Кепке покачал головой:
– Звучит, как идиотская фраза из паршивого боевика про русских.
Капитан насупился.
– Пожалуй, ты прав, Хорст. Отложи переговоры с базой и подумай над более удачной формулировкой. – Он вновь обратился к Скокову. – Итак, герр Скоков, вы знакомы с Йоханом Фитцем? Он крайне упорный человек.
– Подождите. – Паненка сидел рядом с начальником, опустив голову. – Мы с... со Скоковым говорили сегодня утром на эту тему. Нам кажется, что это Сергей.
Пожалуй, другого выхода у врача экспедиции не было. Скоков мысленно согласился с ним.
Шеель, улыбаясь, одобрительно кивнул.
– Браво, господин, Паненка! Вы хороший товарищ. Йохан, отойди в сторону.

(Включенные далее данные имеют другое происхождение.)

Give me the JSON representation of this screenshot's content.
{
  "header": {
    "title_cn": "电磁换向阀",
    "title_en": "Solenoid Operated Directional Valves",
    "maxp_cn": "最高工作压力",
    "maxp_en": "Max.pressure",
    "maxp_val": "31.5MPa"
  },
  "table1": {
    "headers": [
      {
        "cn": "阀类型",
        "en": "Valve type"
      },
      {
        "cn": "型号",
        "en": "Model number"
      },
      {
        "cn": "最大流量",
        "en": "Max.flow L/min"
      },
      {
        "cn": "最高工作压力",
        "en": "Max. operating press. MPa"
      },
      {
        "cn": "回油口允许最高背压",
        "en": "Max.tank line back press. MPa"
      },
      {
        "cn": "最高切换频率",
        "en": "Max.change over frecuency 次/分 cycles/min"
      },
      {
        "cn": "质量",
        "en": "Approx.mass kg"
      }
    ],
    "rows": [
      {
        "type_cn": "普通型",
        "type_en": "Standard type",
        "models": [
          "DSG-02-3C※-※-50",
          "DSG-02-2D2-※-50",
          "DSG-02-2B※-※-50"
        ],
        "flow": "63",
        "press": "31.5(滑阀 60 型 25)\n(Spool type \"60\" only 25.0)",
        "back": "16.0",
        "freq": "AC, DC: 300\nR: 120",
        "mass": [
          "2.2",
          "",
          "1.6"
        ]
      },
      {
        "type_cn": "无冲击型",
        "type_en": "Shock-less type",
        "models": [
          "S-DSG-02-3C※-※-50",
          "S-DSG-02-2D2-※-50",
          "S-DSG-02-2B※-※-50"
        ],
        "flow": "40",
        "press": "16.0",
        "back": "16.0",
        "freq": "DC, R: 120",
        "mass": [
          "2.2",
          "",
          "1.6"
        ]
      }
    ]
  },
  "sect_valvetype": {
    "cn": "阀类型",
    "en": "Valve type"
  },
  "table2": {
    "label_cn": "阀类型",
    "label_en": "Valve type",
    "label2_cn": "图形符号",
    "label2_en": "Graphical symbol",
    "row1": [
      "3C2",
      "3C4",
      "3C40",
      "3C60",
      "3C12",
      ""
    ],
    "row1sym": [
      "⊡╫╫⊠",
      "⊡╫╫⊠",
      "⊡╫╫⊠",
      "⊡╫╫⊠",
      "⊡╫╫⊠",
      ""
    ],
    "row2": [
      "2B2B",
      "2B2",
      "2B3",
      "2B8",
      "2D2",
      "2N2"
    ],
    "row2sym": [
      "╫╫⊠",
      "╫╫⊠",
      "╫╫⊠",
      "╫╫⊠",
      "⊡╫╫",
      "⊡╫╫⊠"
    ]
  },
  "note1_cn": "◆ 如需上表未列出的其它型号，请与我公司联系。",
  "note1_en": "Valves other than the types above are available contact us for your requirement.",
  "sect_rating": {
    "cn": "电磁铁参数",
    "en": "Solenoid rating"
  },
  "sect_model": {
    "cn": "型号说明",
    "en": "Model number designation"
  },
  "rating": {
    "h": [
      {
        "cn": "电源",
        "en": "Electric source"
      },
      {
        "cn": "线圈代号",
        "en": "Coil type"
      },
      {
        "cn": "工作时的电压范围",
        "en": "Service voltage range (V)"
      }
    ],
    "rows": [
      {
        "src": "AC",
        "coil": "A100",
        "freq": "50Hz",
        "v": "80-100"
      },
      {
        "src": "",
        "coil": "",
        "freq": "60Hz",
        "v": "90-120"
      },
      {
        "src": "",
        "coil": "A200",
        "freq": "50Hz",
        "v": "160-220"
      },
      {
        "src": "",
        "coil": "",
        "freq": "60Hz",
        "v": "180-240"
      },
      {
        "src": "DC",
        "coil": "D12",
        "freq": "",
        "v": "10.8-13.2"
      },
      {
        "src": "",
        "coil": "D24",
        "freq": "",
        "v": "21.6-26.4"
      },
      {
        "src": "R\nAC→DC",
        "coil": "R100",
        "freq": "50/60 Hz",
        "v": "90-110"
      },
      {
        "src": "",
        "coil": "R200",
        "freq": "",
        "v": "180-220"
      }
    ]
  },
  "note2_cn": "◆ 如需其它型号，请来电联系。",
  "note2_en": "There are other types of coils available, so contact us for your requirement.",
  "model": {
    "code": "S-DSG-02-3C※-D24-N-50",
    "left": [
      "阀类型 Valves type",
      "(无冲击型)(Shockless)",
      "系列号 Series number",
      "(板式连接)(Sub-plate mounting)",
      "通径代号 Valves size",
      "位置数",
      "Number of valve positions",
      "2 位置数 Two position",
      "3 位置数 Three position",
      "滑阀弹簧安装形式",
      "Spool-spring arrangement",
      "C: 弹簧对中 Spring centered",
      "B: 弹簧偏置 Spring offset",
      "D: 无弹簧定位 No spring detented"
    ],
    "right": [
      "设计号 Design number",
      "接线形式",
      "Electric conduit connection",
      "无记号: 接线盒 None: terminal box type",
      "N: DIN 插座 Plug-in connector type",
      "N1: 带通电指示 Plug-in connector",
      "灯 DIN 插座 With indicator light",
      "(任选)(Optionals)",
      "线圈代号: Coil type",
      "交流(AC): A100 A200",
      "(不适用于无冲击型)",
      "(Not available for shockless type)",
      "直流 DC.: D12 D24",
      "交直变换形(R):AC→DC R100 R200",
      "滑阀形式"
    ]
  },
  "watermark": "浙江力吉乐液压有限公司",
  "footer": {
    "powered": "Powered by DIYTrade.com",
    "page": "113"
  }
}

– Что будем делать, Ларс? – спросил Кепке.
– Пока ничего, – ответил командир, не обращая внимания на сидевших рядом русских. – Я думаю, Курочкин скрывается вон в тех скалах. Лавина сошла, и вероятность схода следующей просто очевидна. На какое-то время он отрезал нам путь. Искать его группами в два-три человека бесполезно – он перестреляет их из-за укрытия. Если мы и пойдем вперед, то только под прикрытием его товарищей.
– Он создает нам неудобства.
– Согласен. Но у нас есть время. А пока мне нужно взвесить все «за» и «против», чтобы решить окончательно – идем мы дальше или нет. А он, – Шеель из-под ладони посмотрел на скалы, – пусть пока сидит там. Если я правильно понимаю, сейчас он отдыхает. Спит.
– Нам придется оставлять на ночь караульных.
– Вот это обязательно. И сегодня ночью на посту будешь стоять ты.
«Напросился», – подумал Кепке. Но мысль об Алине слегка скрасила его помрачневшее настроение. Может быть, сегодня ночью что-нибудь получится?
И спросил:
– Выходит, Ларс, мы остаемся здесь еще на одну ночь? А чехи?
– Они тоже заночуют на прежнем месте – у меня точные, сведения на сей счет.
– Понятно... А скажи, Ларс, если мы не будем подниматься дальше, то как же твоя гора?
Шеель с грустной улыбкой глядел на далекий и близкий пик Кангбахена. На небеса.
– Я хоть посмотрел на нее, – негромко изрек он.
Кепке понимал своего командира: когда поднимаешься в горы, поневоле становишься философом. Но вопрос он задал только из сочувствия к командиру. В планах операции было точно определено если не место ключевого действия, то по крайней мере приблизительное расстояние до него: двух-трехдневный переход от базового лагеря чехов.
19 апреля
Кепке замерз. Он выбивал зубами бравый маршевый ритм. Ему хотелось хлебнуть из термоса горячего чая, но для этого нужно вернуться в палатку – и он наверняка кого-нибудь разбудит.
Четыре часа утра, а Алины все нет. Она ушла, когда часы показывали четверть двенадцатого. Хорст всегда различал, когда женщина выходит из своей палатки. Он тоже вышел, стараясь не разбудить товарищей – ему пора было на дежурство. Впрочем... Скоро они вскочат сами: Алина начнет отпускать шуточки в его адрес, потом вылезет Шеель со своим автоматом. «Тоже мне, нашел ремень для воспитания», – усмехнулся Кепке.
А Алину он все равно достанет. Он возьмет ее. Хорст чувствовал, что к ней просто так не ляжешь, но видел, что Алина заводится от его ежевечерних вылазок. Ему казалось, что она раздевает его глазами.